Wallpaper*: Oakley uses state-of-the-art materials and production techniques. Yet your design department always starts with simple hand-drawn sketches. Why?
Colin Baden: Human creativity is an analogue process. Drawing is a natural way to start that can then evolve into other mixed media such as paint, pens, and CAD drawings.
W*: Talk us through the design process of Oakley eyewear.
CB: A little bit of magic, art and mad science with the occasional nasty explosion.
W*: How much does 3D printing feature?
CB: Oakley has been 3D printing for over two decades. When we purchased our first rapid prototyping machine only the aerospace and medical device industries were using it. We created the first fully digitally produced sunglasses, Oakley Eye Jacket, in 1994. Today the process is still integrated into our designs.

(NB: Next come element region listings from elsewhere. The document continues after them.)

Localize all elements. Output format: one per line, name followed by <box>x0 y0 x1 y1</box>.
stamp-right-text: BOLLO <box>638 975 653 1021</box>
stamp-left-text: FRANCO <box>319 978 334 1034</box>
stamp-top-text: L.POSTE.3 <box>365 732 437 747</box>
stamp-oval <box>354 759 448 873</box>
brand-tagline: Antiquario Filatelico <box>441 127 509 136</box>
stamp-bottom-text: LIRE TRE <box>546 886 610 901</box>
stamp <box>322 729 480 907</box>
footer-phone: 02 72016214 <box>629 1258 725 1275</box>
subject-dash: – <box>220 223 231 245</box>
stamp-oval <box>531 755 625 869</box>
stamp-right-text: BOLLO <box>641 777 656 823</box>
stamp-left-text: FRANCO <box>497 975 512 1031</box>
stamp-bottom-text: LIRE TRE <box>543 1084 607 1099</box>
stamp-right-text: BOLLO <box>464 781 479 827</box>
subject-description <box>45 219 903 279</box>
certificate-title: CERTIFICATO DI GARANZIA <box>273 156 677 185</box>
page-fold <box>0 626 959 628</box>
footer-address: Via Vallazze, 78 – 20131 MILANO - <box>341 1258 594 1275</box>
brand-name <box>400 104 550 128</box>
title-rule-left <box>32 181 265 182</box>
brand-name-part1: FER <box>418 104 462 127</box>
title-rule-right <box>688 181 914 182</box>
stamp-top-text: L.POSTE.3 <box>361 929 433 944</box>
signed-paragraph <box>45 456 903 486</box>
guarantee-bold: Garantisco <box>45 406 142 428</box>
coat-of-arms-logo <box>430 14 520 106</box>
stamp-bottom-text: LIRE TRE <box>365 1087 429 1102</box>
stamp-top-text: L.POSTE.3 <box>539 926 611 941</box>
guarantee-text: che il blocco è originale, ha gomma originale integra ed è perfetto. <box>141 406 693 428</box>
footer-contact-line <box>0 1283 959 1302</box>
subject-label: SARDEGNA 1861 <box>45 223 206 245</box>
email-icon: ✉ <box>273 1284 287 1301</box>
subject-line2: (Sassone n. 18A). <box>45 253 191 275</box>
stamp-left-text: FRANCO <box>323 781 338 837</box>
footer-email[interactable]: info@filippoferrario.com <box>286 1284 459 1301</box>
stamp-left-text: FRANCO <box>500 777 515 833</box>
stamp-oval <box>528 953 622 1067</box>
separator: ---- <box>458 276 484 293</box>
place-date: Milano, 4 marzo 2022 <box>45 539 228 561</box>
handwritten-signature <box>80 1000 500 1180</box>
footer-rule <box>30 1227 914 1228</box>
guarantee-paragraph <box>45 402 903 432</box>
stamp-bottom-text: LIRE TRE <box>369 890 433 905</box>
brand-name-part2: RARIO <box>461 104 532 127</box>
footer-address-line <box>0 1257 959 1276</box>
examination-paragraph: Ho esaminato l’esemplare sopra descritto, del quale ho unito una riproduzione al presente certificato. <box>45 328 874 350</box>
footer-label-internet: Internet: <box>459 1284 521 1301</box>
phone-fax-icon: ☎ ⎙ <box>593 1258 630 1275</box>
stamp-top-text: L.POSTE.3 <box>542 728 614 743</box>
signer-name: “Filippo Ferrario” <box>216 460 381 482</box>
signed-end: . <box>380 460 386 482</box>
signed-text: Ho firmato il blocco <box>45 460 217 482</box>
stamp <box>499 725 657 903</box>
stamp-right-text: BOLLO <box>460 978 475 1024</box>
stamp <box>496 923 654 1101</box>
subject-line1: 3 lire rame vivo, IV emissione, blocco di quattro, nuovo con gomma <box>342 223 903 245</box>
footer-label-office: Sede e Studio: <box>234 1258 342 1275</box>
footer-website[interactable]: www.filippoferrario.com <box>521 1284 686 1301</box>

W*: What influences the creative team?
CB: We design great products because we need them ourselves. Some of our best work is when we repurpose an expected object in an unexpected way. For example, Over The Top, an iconic hingeless frame worn over the head, was inspired by two pairs of Oakley Time Bomb watches held up on [Oakley founder] Jim Jannard’s forehead. Over The Top debuted at the 2000 Olympic Games and challenged conventional thinking of how sunglasses should be worn.
W*: Why do classic Oakley models often engender an emotional response from customers?
CB: An Oakley product must solve a problem and improve people’s lives. We get pretty emotional about our products as well.
W*: How has Oakley's design philosophy changed over the years?
CB: We were founded on the idea that everything in the world can and will be made better, it was just a matter of when and by whom. Now, the pace has exponentially changed and the speed at which we must create is vastly different. The processes and technology to deliver in this competitive space have also evolved. However, our focus on quality, precision and performance – what people have come to expect from Oakley – has not wavered from our humble beginnings.
W*: Please explain your Disruptive by Design manifesto.
CB: Disruptive by Design represents our unique point of view as we aspire to be a cultural leader in design, technology and experiences.